If we can devise a suitable form for the encapsulated genes, the fusogenic liposomes have great potential to become ideal vehicles for gene therapy because they can encapsulate any type of nucleic acid and deliver it directly into cells. As an ideal vector to be encapsulated in fusogenic liposomes, and to function as an independent replicon in human cells, we have started a project to develop human artificial chromosomes.

The findings described above also encourages us to develop a new type of virus vector using the gene expression system of Sendai virus. Sendai virus has a number of interesting characteristics making it suitable as a gene expression vector. These are: 1) transcribed mRNAs are monocistronic (only one protein is encoded); 2) the virus replicates and transcribes mRNA in the cytoplasm without affecting the gene expression of the host cell; 3) the virus is not pathogenic to humans; 4) the complete sequence of the genomic RNA has already been determined; 5) the negative strand genomic RNA does not cause interviral recombination; 6) there is a mutant virus strain that infects persistently and can coexist stably without interrupting host cell function. Recently we have established the mechanism of persistent infection, a characteristic most important for development of virus vectors as tools for stable gene expression (8). On the basis of these findings, we are investigating the possibility of developing new RNA vectors as independent replicons.

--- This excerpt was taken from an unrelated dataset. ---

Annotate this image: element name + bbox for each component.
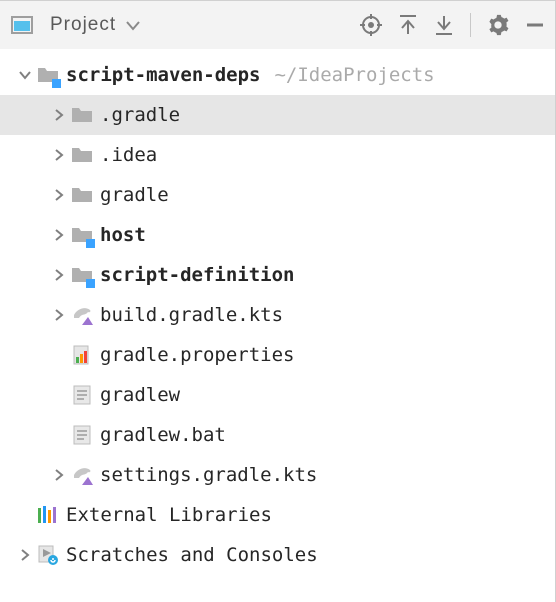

We believe we can develop a new ideal vector system through basic research on molecular and cellular biology and the collaboration of scientists in various research areas, including pharmacologists, chemists and physicians.

Figure 2: Structure of an unilamella liposome (A), an unilamella fusogenic liposome (B) and a Sendai virus particle (C).

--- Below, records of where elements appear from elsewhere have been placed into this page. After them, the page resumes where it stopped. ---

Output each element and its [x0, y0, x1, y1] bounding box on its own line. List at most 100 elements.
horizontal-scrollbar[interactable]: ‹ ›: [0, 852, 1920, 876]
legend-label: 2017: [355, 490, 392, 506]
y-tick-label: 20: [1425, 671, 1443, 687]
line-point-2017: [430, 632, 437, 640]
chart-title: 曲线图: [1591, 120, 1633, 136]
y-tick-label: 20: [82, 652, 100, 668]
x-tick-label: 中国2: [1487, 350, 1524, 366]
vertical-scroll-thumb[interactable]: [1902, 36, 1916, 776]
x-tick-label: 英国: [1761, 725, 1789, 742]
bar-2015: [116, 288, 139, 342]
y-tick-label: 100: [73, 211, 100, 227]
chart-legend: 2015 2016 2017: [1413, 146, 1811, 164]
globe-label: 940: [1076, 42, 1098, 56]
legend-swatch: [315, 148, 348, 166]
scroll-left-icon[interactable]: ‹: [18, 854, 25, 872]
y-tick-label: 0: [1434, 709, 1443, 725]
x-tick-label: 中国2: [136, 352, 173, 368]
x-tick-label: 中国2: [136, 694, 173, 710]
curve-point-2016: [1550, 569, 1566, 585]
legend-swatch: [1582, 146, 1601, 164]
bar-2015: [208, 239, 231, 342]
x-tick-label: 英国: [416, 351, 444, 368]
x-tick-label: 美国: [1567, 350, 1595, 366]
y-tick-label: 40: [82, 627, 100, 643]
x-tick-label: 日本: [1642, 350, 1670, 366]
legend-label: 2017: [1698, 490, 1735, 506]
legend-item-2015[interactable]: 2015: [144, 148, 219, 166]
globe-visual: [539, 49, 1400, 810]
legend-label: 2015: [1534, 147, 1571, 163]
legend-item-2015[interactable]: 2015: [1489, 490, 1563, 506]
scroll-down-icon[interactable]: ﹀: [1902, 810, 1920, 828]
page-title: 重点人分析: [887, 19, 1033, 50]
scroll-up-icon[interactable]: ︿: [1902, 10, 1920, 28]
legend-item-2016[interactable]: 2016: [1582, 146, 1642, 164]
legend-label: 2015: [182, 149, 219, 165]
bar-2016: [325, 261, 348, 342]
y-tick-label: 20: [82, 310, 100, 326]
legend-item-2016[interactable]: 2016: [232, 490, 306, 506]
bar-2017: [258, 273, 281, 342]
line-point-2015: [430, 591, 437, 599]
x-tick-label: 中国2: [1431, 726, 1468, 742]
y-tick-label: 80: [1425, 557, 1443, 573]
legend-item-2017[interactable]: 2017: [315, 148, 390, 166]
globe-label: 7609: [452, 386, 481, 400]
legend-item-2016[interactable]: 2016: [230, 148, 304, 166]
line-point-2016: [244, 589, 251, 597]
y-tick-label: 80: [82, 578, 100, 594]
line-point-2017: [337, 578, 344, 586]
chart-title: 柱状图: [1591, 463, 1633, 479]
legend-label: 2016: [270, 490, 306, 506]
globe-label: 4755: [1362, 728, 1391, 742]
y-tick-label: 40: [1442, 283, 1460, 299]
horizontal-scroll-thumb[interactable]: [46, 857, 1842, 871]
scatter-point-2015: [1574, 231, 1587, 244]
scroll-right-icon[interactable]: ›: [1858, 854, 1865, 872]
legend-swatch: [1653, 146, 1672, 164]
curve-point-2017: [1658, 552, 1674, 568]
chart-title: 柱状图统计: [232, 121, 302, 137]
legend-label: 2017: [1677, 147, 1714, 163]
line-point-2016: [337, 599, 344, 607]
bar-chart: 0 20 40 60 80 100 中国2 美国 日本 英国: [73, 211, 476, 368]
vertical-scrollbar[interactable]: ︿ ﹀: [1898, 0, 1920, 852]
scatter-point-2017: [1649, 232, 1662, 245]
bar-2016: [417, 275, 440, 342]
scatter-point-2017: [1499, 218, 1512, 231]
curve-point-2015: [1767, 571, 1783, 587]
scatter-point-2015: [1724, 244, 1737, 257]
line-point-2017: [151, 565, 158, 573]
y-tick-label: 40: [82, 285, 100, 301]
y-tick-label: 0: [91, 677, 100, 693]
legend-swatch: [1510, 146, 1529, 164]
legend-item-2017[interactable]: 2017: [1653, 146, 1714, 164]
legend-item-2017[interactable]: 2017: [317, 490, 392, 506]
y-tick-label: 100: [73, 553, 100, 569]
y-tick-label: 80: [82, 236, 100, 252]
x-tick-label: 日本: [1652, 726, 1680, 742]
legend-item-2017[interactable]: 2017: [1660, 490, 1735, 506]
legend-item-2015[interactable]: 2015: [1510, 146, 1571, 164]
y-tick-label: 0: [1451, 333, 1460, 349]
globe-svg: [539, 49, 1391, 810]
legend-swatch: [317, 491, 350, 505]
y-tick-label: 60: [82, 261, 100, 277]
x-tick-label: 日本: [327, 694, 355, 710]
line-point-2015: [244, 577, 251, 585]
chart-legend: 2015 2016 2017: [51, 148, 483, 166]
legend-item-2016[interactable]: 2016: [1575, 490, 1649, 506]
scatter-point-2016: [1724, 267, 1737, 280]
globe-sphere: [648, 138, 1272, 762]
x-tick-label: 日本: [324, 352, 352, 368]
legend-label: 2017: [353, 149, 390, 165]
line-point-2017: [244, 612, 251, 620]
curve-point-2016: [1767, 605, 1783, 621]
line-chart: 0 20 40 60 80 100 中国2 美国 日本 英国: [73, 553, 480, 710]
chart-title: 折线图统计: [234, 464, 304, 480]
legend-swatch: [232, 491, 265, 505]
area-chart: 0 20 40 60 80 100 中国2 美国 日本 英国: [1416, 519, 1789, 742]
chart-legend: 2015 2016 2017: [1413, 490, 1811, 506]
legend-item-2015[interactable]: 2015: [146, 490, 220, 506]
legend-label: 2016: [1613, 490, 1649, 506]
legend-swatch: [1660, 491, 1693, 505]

1. Friedmann, T. (1989) Progress toward human gene therapy. Science 244: 1275-1281.
2. Anderson, W.F. (1992) Human gene therapy. Science 256: 808-813.
3. Miller, A.D. (1992) Human gene therapy comes of age. Nature 357: 455-460.
4. Morgan, R.A. & Anderson, W.F.(1993) Human gene therapy. Ann. Rev. Biochem. 62: 191-217.
5. Mulligan, R.C. (1993) The basic science of gene therapy. Science 260: 926-932.
6. Nakanishi, M. et al. (1993) Efficient introduction of contents of liposomes into cells using HVJ (Sendai virus).Exp. Cell Res. 159: 926-932.
7. Kato, K. et al. (1991) Expression of Hepatitis B Virus Surface Antigen in Adult Rat Liver: Co-introduction of DNA and Nuclear Protein by a Simplified Liposome Method. J. Biol. Chem. 263: 8929-8937.
8. Kondo, T. et al. (1993) Temperature-sensitive phenotype of a mutant Sendai virus strain is caused by its insufficient accumulation of the M protein. J. Biol. Chem. 268: 21924-21930.